An hour later, Lacan led Richard between the highly-coloured warning poles at the back of the Station. The path wound tightly through a scrub of knotty hazel and elder in full, white flower, into the deep shadow cast by the high, overhanging rock wall. It felt suddenly cold below this great cliff, and the smells of earth, damp, and vegetation were concentrated powerfully. Richard could hear the distant sound of rushing water, but the scrub was heavily silent, eerily deserted. Their movements became loud.

Lacan indicated markings on the rock and as Richard’s eyes became accustomed to the shade, so he saw the painted patterns for the first time. The activity of his edge-vision intensified, a swirl of colour, the sensation of two figures running towards him, a ghostly movement that set his hair prickling and caused him to glance round.

Lacan watched him curiously. “Have you seen such designs before?”

Lines painted in parallel, complex spirals, rows of brilliant blue circles, cross-figures and stylised human forms and faces. The under-hang was a tapestry of primal patterns and surrealism. Everything seemed to flow towards the earth, gathering towards the place, behind dense bushes, where the sound of water was a constant, distant murmur.

“Some of them are like rock carvings,” Richard said. “Those old tombs, the megalithic ones…”

Lacan nodded, satisfied. “Some of them are very like that indeed. Where I come from, in Brittany, the tradition is even older than in this country. But there are patterns here that are like those of the Bushmen. In the Kalahari there are caves and rock faces with the same sort of configurations. It’s like two cultures fused together. Have you ever been to the Kalahari?”
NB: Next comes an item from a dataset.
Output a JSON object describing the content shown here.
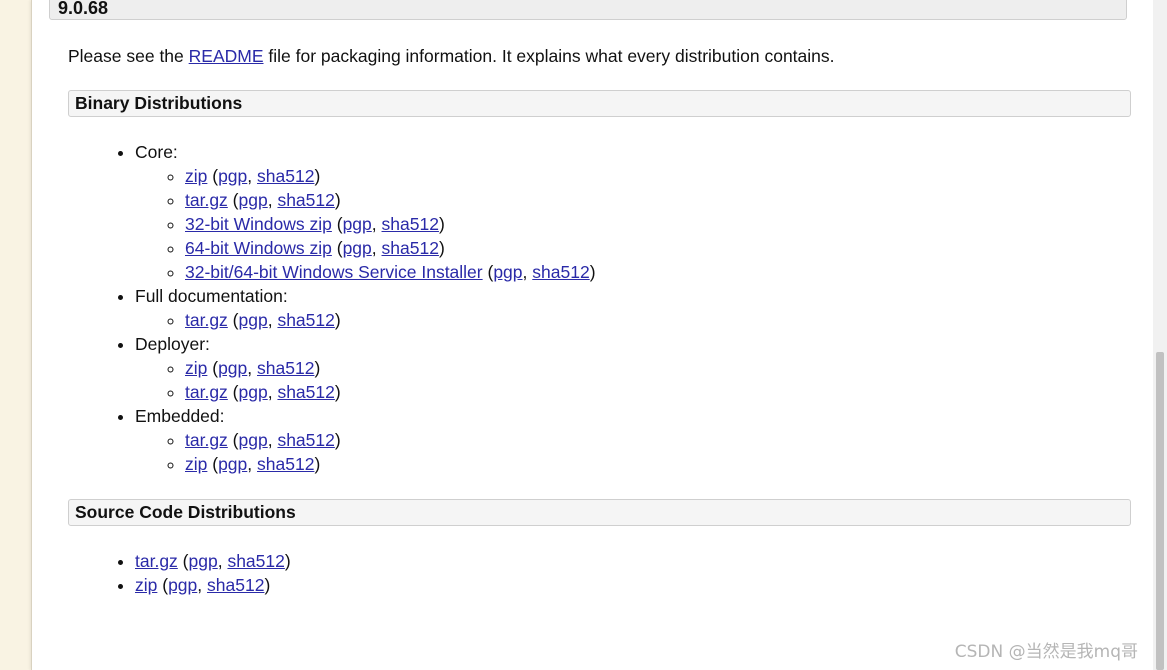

Richard hadn’t, although he was familiar with the rock paintings from school studies. Lacan beckoned him on, pushing through the brush until the low cave itself opened before them. “This is only the beginning,” he said. “There’s much more inside. Be careful.”
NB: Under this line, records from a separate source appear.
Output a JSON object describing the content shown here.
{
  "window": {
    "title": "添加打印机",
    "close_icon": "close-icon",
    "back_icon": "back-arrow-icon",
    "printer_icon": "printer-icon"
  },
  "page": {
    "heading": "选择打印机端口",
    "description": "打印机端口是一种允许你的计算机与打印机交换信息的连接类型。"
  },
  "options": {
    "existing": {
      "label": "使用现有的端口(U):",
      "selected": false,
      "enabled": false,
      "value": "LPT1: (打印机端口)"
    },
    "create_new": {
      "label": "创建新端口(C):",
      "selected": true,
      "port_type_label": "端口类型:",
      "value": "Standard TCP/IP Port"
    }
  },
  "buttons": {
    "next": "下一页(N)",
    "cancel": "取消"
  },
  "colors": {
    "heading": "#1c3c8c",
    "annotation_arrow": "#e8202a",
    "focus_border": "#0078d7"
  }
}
The open cave lowered and narrowed as they edged through. It became a cramped passage, curving and dropping in alarming fashion into the earth. They crouched, then crawled below the oppressive weight of rock. Richard could hear the sound of rushing water, far away, deep down. The damp, depressing smell of wet stone and stale air, familiar to him from potholing days in the Yorkshire Dales, was at once comforting and threatening.

“This leads the way to a most dangerous hollowing,” Lacan said. “We’ve lost three good people through it, right at the beginning of the expedition. And more mythagos emerge from it to our world than from anywhere else. Look there…”
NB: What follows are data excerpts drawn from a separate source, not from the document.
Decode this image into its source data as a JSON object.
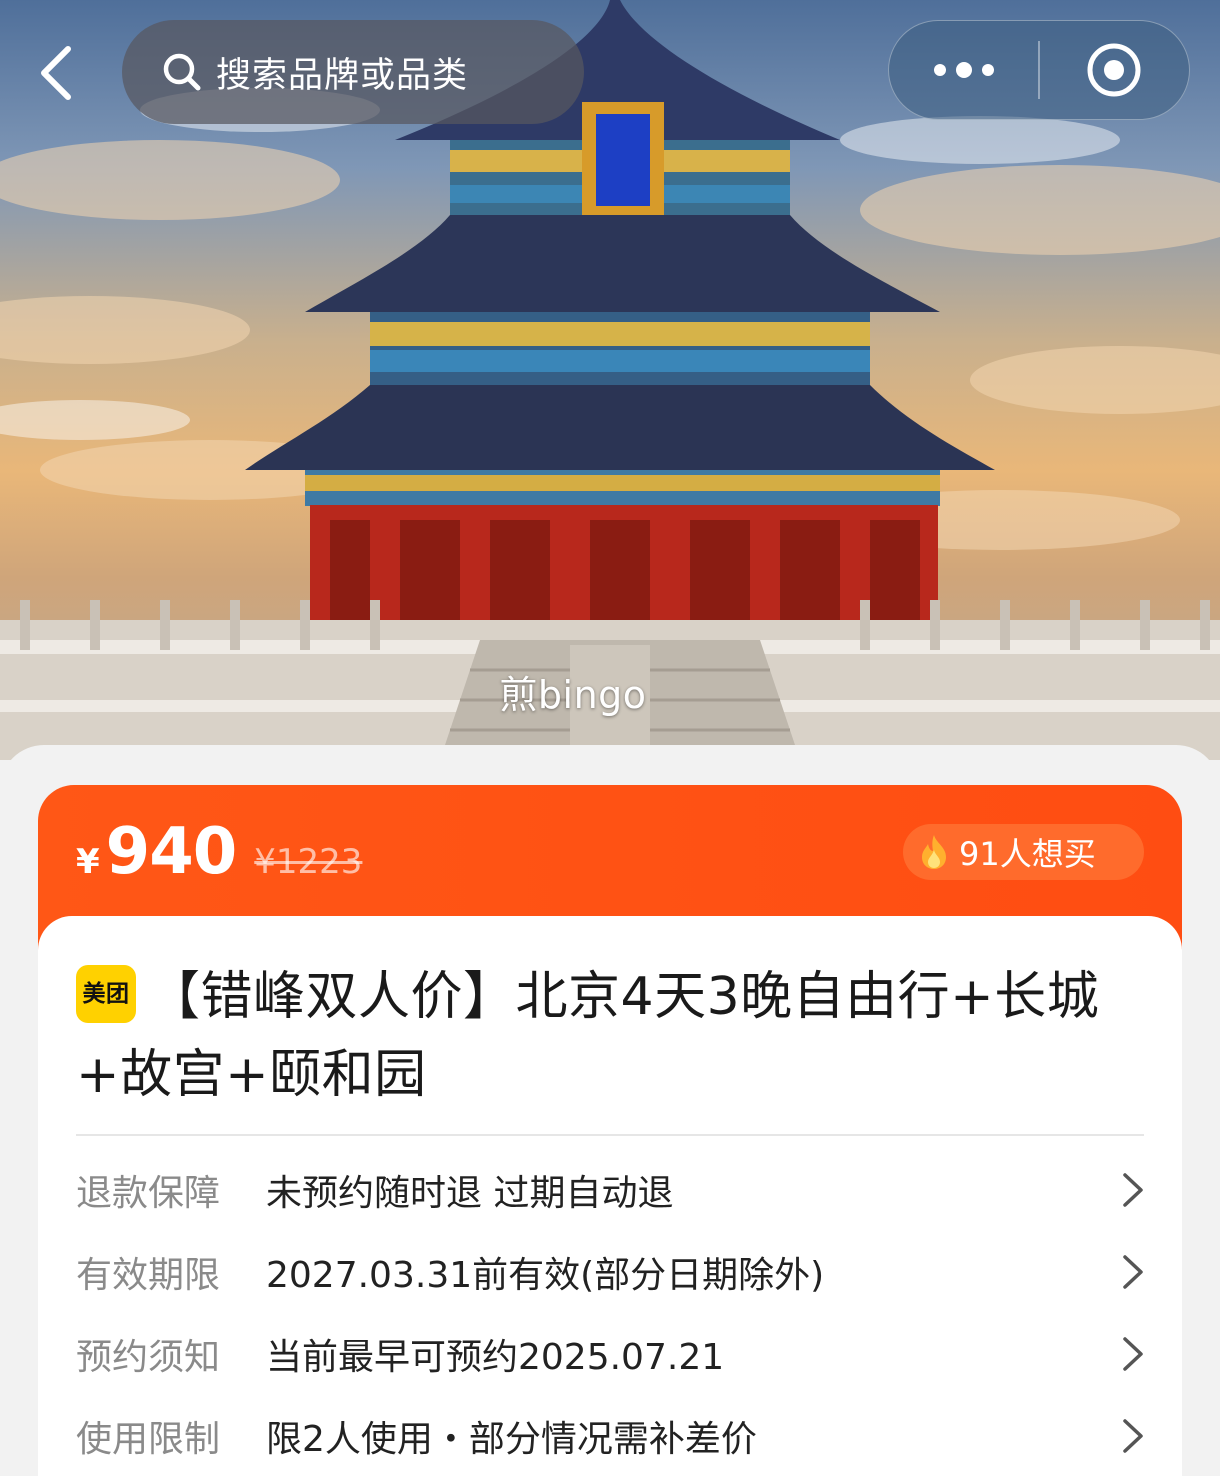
{
  "header": {
    "search_placeholder": "搜索品牌或品类"
  },
  "hero": {
    "caption": "煎bingo"
  },
  "price": {
    "currency_symbol": "¥",
    "current": "940",
    "original": "¥1223",
    "want_count_text": "91人想买"
  },
  "product": {
    "brand_badge": "美团",
    "title": "【错峰双人价】北京4天3晚自由行+长城+故宫+颐和园"
  },
  "details": [
    {
      "label": "退款保障",
      "value": "未预约随时退 过期自动退"
    },
    {
      "label": "有效期限",
      "value": "2027.03.31前有效(部分日期除外)"
    },
    {
      "label": "预约须知",
      "value": "当前最早可预约2025.07.21"
    },
    {
      "label": "使用限制",
      "value": "限2人使用・部分情况需补差价"
    }
  ],
  "colors": {
    "accent": "#ff5716",
    "brand_badge": "#ffd100"
  }
}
Lacan had suddenly pointed the torch at three hollowsticks wedged into a crevice in the rock. The passage had widened slightly, and two narrow tunnels led away into the darkness, one above the other. One of the wooden figures was clearly female: the carver had shaped crude breasts on the thick twig that formed the body. All three had winding-sheets of green cloth tied around their middles, pouches to contain the relic that gave power to these spirit guides.

“We’re coming to the main chamber. It’s very slippery.”

A moment later the crushing rock lifted and Richard was able to straighten into the echoing, cathedral space of Old Stone Hollow. Lacan switched on the lamp that was placed here, and a pale yellow light set sudden illumination and deep shadow to the cascade of shape on the rock walls and the formations of thin stalactites on the ceiling. Water gushed from a narrow crevice to the right, tumbling through a fine mist of spray into a wide ghyll. The floor was strewn with fallen chunks of the roof. The mouths of smaller tunnels opened everywhere.